LONDON (Reuters) - The oil price will stay low for some time as supply exceeds demand and the current situation on global oil markets is reminiscent of the 1980s oil glut, former BP boss John Browne said on Tuesday.
U.S. crude prices dropped below $0 for the first time ever on Monday, with May futures for U.S. crude CLc1 plummeting to -$37.63 a barrel, though the prices returned to positive territory on Tuesday.
Browne, who ran BP from 1995 to 2007, said the negative prices were a U.S. issue due to a lack of storage, though he said across the world demand was down while production was still high.
“The prices will be very low and I think they will remain low and very volatile for some considerable time,” Browne told the BBC. “There is still a lot of oil being produced that is going into storage and not being used.
“This is very reminiscent of a time in the mid-1980s when exactly the same situation happened - too much supply, too little demand and prices of oil stayed low for 17 years.”

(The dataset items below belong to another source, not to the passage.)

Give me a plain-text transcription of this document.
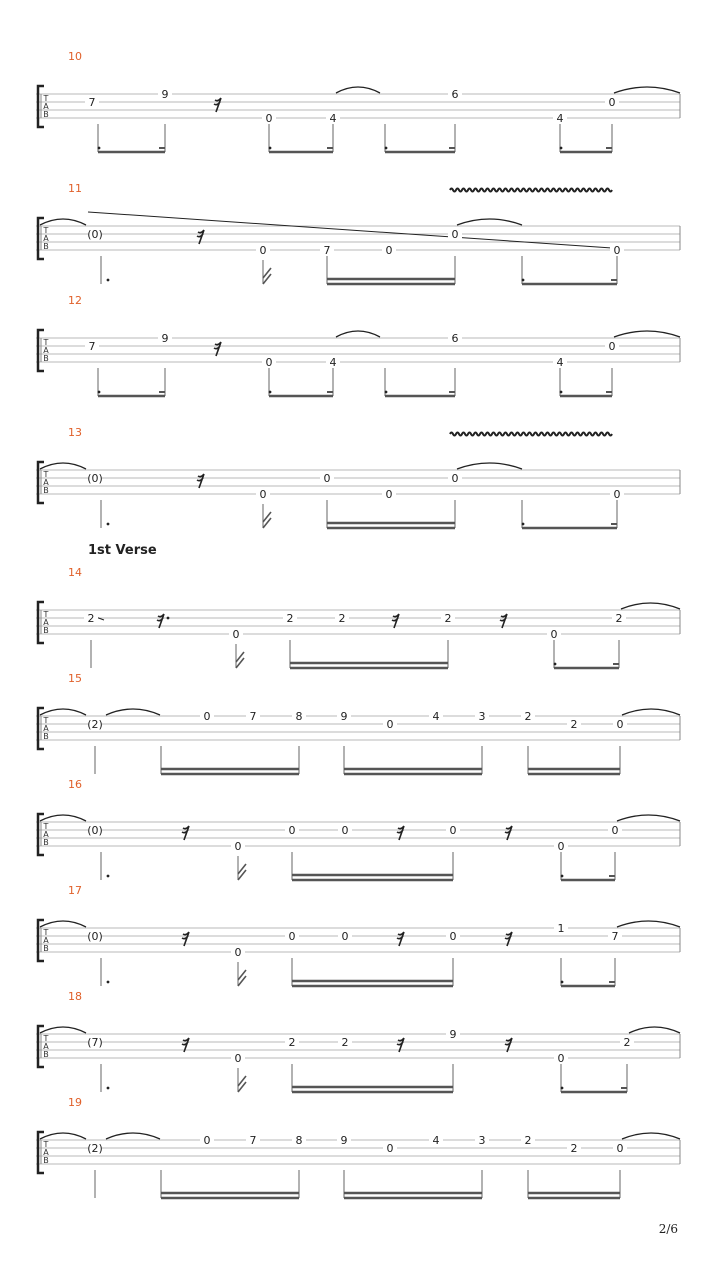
1st Verse
2/6
10
T
A
B
7
9
0	4
6
4
0
11
T
A
B
(0)
0	7	0
0
0
12
T
A
B
7
9
0	4
6
4
0
13
T
A
B
(0)
0
0
0
0
0
14
T
A
B
2
0
2	2	2
0
2
15
T
A
B
(2)
0	7	8	9
0
4	3	2
2	0
16
T
A
B
(0)
0
0	0	0
0
0
17
T
A
B
(0)
0
0	0	0
1
7
18
T
A
B
(7)
0
2	2
9
0
2
19
T
A
B
(2)
0	7	8	9
0
4	3	2
2	0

The 1980s glut - when oil prices tumbled in the mid 1980s - ultimately led to geopolitical tremors across the world: the Soviet Union collapsed in 1991 while Algeria faced a political crisis that spawned a deadly civil war.
Browne said the demand for hydrocarbons would continue to be weak, partly as a result of a greater awareness of climate change.
“Demand for hydrocarbons will continue to be weak,” he said. “And that demand will be filled primarily by those who have no choice but to produce oil - so the state oil companies of the world.”